Un an et presque rien pour le chemin de fer en Gaspésie

NEW RICHMOND — Le député indépendant de Gaspé à l’Assemblée nationale, Gaétan Lelièvre, a encore demandé mercredi au gouvernement québécois de présenter un échéancier de réalisation des travaux de réfection du chemin de fer en Gaspésie et il s’est encore buté à des réponses vagues, sans référence à cet échéancier.

Les questions de M. Lelièvre sont venues un an et quatre jours après l’annonce de 100 millions $ pour la réfection du tronçon Matapédia-Gaspé par le premier ministre Philippe Couillard.

Comme c’est arrivé quelques fois depuis le début de 2018, le ministre responsable de la Gaspésie, Pierre Moreau, et le ministre des Transports, André Fortin, ont ignoré cet aspect temporel du dossier.

«C’est une infrastructure qui est complexe, sur laquelle nous travaillons. L’engagement du gouvernement est ferme», a martelé M. Moreau.

André Fortin a indiqué que depuis deux ans, «c’est 30 000 traverses de chemin de fer qui ont été remplacées» et que durant l’année à venir, «des dizaines de milliers de traverses» le seront aussi.

Sur le point de la complexité, M. Lelièvre a répliqué aux ministres que le chemin de fer de la Gaspésie existe depuis 100 ans. «Comment expliquer qu’on a annoncé un projet de 6,3 milliards pour la construction du REM [à Montréal] à l’intérieur de trois ans, pour construire un nouveau réseau de transport» alors qu’en Gaspésie, il s’agit de réparer ce qui existe déjà avec 100 millions $. La question a aussi été ignorée par les ministres.

Propriété du gouvernement

Le chemin de fer de la Gaspésie est la propriété du gouvernement du Québec depuis trois ans.

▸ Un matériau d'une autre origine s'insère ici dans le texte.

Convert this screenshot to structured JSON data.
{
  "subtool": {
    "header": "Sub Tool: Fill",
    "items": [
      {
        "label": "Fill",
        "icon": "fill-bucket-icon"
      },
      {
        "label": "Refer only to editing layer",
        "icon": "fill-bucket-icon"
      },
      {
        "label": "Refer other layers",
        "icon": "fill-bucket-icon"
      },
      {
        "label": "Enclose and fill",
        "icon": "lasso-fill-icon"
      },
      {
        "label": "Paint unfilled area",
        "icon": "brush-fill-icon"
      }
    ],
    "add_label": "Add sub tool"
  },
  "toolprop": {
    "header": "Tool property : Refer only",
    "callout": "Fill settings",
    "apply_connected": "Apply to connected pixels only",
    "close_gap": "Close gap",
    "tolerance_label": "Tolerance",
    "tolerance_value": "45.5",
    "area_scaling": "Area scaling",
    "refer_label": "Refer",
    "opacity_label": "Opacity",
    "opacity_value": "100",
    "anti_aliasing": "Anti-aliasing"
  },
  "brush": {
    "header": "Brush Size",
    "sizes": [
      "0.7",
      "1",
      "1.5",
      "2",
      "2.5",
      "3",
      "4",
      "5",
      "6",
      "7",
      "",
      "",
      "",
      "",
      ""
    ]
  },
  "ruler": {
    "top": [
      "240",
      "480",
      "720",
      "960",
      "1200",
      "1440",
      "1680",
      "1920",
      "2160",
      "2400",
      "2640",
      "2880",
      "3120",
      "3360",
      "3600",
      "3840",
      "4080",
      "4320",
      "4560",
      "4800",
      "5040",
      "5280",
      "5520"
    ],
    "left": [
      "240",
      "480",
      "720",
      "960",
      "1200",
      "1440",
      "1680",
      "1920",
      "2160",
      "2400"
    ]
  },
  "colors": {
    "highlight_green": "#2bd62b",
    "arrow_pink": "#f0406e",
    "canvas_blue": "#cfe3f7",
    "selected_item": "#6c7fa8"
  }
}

Ce même gouvernement a mis en dormance presque les deux tiers de l’extrémité est de ce tronçon, de Caplan à Gaspé, alors que la cimenterie de Port-Daniel, située entre ces deux points, était en construction.

Une fois bâtie, l’usine de Ciment McInnis a commencé à se servir du rail, mais une grande partie du ciment circulant par voie terrestre est acheminé par camion à des installations temporaires de transbordement ferroviaires à New Richmond, même si le rail passe au milieu de la cimenterie.

À l’usine de pales éoliennes LM Wind Power de Gaspé, 100% de la production doit être transportée par rail dans le sud des États-Unis, mais là encore, un coûteux acheminement par camion doit être réalisé jusqu’à New Richmond parce que la voie ferrée est en dormance à Gaspé. 

Le maire de Gaspé, Daniel Côté, s’impatiente sérieusement et suggère au gouvernement une autre approche pour accélérer la réfection du tronçon.

«Ça commence à être inquiétant. Le maudit problème, c’est que le dossier du chemin de fer a été placé dans le carcan du Bureau des grands projets. Le seul aspect rassurant ici, c’est que l’argent est là sauf que la procédure n’en finit plus. Dans ce processus, il faut réaliser une étude d’opportunités, un plan d’affaires, avant de faire des plans et devis», précise-t-il.

Daniel Côté se demande pourquoi une étude d’opportunités est nécessaire pour déterminer la pertinence de ramener le train à Gaspé alors que la valeur de la production de LM Wind Power et de Ciment McInnis transportée par rail s’établit à des centaines de millions de dollars par an.

«LM Wind Power crée 500 jobs à Gaspé et possède le potentiel d’en créer 300 autres parce qu’elle soumissionne sur d’autres contrats […] Le potentiel est énorme, mais parce que le train est en dormance à Gaspé, on risque d’être moins compétitifs. Ça prend le train, en 2020, mais au rythme actuel, on va l’avoir en 2060, ou en 2070! Les fonctionnaires freinent le dossier parce qu’ils n’attendaient pas l’annonce de 100 millions$ et les politiciens croient ce que les fonctionnaires disent», tranche Daniel Côté.

«Si le gouvernement québécois était vraiment sérieux dans sa volonté de respecter l’engagement de Philippe Couillard, il donnerait un mandat au Conseil du trésor, qui peut faire sauter des étapes comme une étude d’opportunités. On peut constater sur un coin de table que c’est une étape inutile», conclut-il.